Hundred-two subjects (age 48.2 ± 11.3 years) of the FLEMENGHO study were stratified according to the median of the plasma CML level (200.8 ng/ml; 25^thpercentile: 181.6 ng/ml, 75^thpercentile: 226.1 ng/ml) into "high CML" versus "low CML" as determined by ELISA. Local carotid artery properties, carotid intima media thickness (IMT), aortic pulse wave velocity (PWV), blood pressure and fetuin-A were analyzed. In 26 patients after carotidectomy, CML was visualized using immunohistochemistry.

Results

According to the CML median, groups were similar for anthropometric and biochemical data. Carotid diameter was enlarged in the "high" CML group (485.7 ± 122.2 versus 421.2 ± 133.2 μm; P < 0.05), in particular in participants with elevated blood pressure and with "high" CML ("low" CML: 377.9 ± 122.2 μm and "high" CML: 514.5 ± 151.6 μm; P < 0.001). CML was associated fetuin-A as marker of vascular inflammation in the whole cohort (r = 0.28; P < 0.01) and with carotid diameter in hypertensive subjects (r = 0.42; P < 0.01). CML level had no effect on aortic stiffness.
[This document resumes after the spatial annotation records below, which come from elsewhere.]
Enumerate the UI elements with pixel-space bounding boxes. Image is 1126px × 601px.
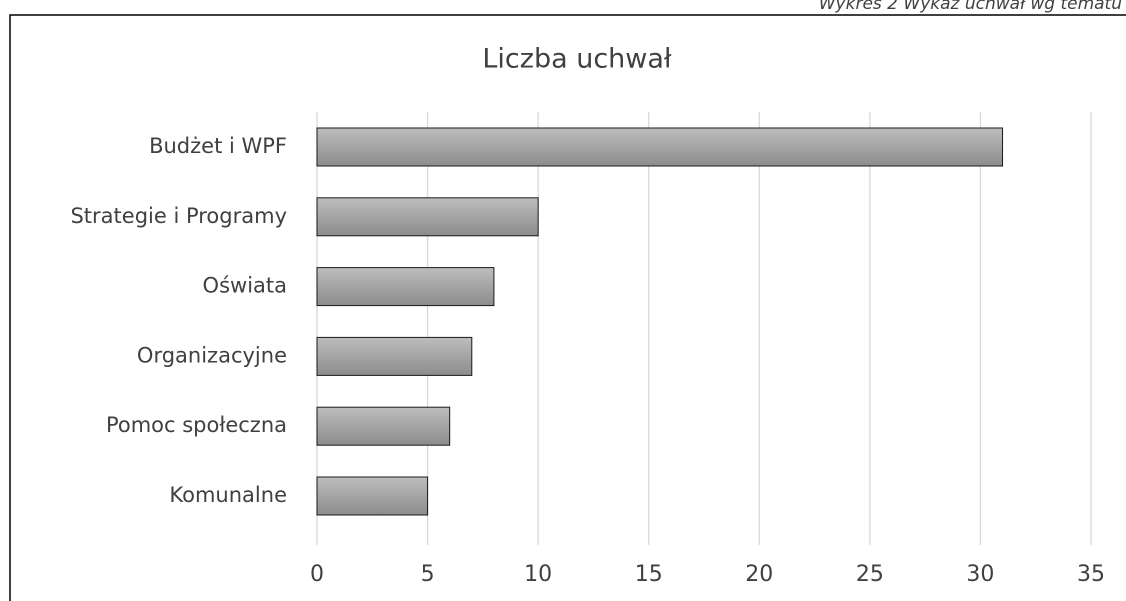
y-tick-label: Strategie i Programy	[70, 204, 287, 228]
bar	[316, 406, 451, 446]
caption: Wykres 2 Wykaz uchwał wg tematu	[819, 0, 1122, 14]
y-tick-label: Komunalne	[169, 483, 287, 507]
y-tick-label: Oświata	[203, 274, 287, 298]
y-tick-label: Budżet i WPF	[149, 134, 287, 158]
x-tick-label: 15	[635, 562, 663, 587]
bar	[316, 336, 473, 376]
y-tick-label: Organizacyjne	[137, 343, 287, 367]
chart-frame	[9, 14, 1126, 601]
x-tick-label: 5	[421, 562, 435, 587]
x-tick-label: 20	[745, 562, 773, 587]
bar	[316, 267, 495, 307]
x-tick-label: 30	[966, 562, 994, 587]
bar	[316, 197, 539, 237]
chart-title: Liczba uchwał	[482, 44, 672, 75]
bar	[316, 476, 429, 516]
y-tick-label: Pomoc społeczna	[106, 413, 287, 437]
x-tick-label: 10	[524, 562, 552, 587]
x-tick-label: 35	[1077, 562, 1105, 587]
x-tick-label: 25	[856, 562, 884, 587]
x-tick-label: 0	[310, 562, 324, 587]
bar	[316, 127, 1004, 167]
CML was detected in the subendothelial space of human carotid arteries.

Conclusion

In normoglycemic subjects CML was associated with carotid diameter without adaptive changes of elastic properties and with fetuin-A as vascular inflammation marker, in particular in subjects with elevated blood pressure. This may suggest qualitative changes of elastic fibers resulting in a defective mechanotransduction, in particular as CML is present in human carotid arteries.